Question

A spaceship moving with an initial velocity of 58.0 meters/second experiences a uniform acceleration and attains a final velocity of 153 meters/second. What distance has the spaceship covered after 12.0 seconds?

6.96 × 102 meters
1.27 × 103 meters
5.70 × 102 meters
1.26 × 102 meters
6.28 × 102 meters

Answer 1

Final distance is 1266 meters

Answer 2

Distance,
`s=1.27* 10^3\ meters`

Step-by-step explanation:

Given that,

Initial velocity of the spaceship, u = 58 m/s

Final speed of the spaceship, v = 153 m/s

Time, t = 12 s

We need to find the distance covered by the spaceship after 12 seconds. Let it is equal to s.
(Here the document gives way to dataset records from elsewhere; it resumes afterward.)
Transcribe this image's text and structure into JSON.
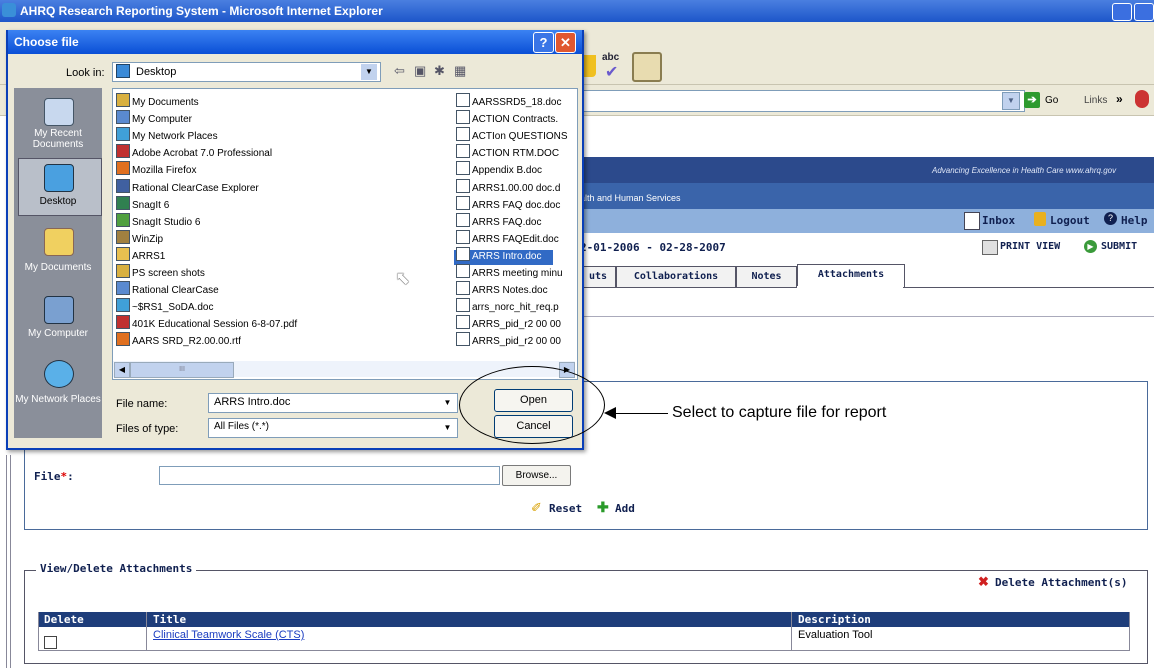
{
  "browser": {
    "title": "AHRQ Research Reporting System - Microsoft Internet Explorer",
    "go_label": "Go",
    "links_label": "Links",
    "links_chevron": "»"
  },
  "site": {
    "tagline": "Advancing Excellence in Health Care   www.ahrq.gov",
    "hhs_text": "alth and Human Services",
    "nav": {
      "inbox": "Inbox",
      "logout": "Logout",
      "help": "Help"
    },
    "period": "2-01-2006 - 02-28-2007",
    "print_view": "PRINT VIEW",
    "submit": "SUBMIT",
    "tabs": [
      {
        "label": "uts"
      },
      {
        "label": "Collaborations"
      },
      {
        "label": "Notes"
      },
      {
        "label": "Attachments"
      }
    ]
  },
  "upload": {
    "file_label": "File",
    "required_mark": "*",
    "file_colon": ":",
    "browse": "Browse...",
    "reset": "Reset",
    "add": "Add"
  },
  "attachments": {
    "legend": "View/Delete Attachments",
    "delete_button": "Delete Attachment(s)",
    "columns": [
      "Delete",
      "Title",
      "Description"
    ],
    "rows": [
      {
        "title": "Clinical Teamwork Scale (CTS)",
        "description": "Evaluation Tool"
      }
    ]
  },
  "annotation": {
    "text": "Select to capture file for report"
  },
  "dialog": {
    "title": "Choose file",
    "help_glyph": "?",
    "close_glyph": "✕",
    "look_in_label": "Look in:",
    "look_in_value": "Desktop",
    "places": [
      {
        "label": "My Recent Documents",
        "icon": "recent-documents-icon"
      },
      {
        "label": "Desktop",
        "icon": "desktop-icon"
      },
      {
        "label": "My Documents",
        "icon": "my-documents-icon"
      },
      {
        "label": "My Computer",
        "icon": "my-computer-icon"
      },
      {
        "label": "My Network Places",
        "icon": "network-places-icon"
      }
    ],
    "files_col1": [
      "My Documents",
      "My Computer",
      "My Network Places",
      "Adobe Acrobat 7.0 Professional",
      "Mozilla Firefox",
      "Rational ClearCase Explorer",
      "SnagIt 6",
      "SnagIt Studio 6",
      "WinZip",
      "ARRS1",
      "PS screen shots",
      "Rational ClearCase",
      "~$RS1_SoDA.doc",
      "401K Educational Session 6-8-07.pdf",
      "AARS SRD_R2.00.00.rtf"
    ],
    "files_col2": [
      "AARSSRD5_18.doc",
      "ACTION Contracts.",
      "ACTIon QUESTIONS",
      "ACTION RTM.DOC",
      "Appendix B.doc",
      "ARRS1.00.00 doc.d",
      "ARRS FAQ doc.doc",
      "ARRS FAQ.doc",
      "ARRS FAQEdit.doc",
      "ARRS Intro.doc",
      "ARRS meeting minu",
      "ARRS Notes.doc",
      "arrs_norc_hit_req.p",
      "ARRS_pid_r2 00 00",
      "ARRS_pid_r2 00 00"
    ],
    "selected_file": "ARRS Intro.doc",
    "file_name_label": "File name:",
    "file_name_value": "ARRS Intro.doc",
    "files_of_type_label": "Files of type:",
    "files_of_type_value": "All Files (*.*)",
    "open": "Open",
    "cancel": "Cancel",
    "scroll_glyph": "III"
  }
}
Using first equation of motion as :

`a=(v-u)/(t)`

`a=(153-58)/(12)`

`a=7.91\ m/s^2`

Now use third equation of motion as :

`s=(v^2-u^2)/(2a)`

`s=((153)^2-(58)^2)/(2* 7.91)`

s = 1267.06 meters

or

`s=1.27* 10^3\ meters`

So, the distance covered by the spaceship is
`1.27* 10^3\ meters`. Hence, this is the required solution.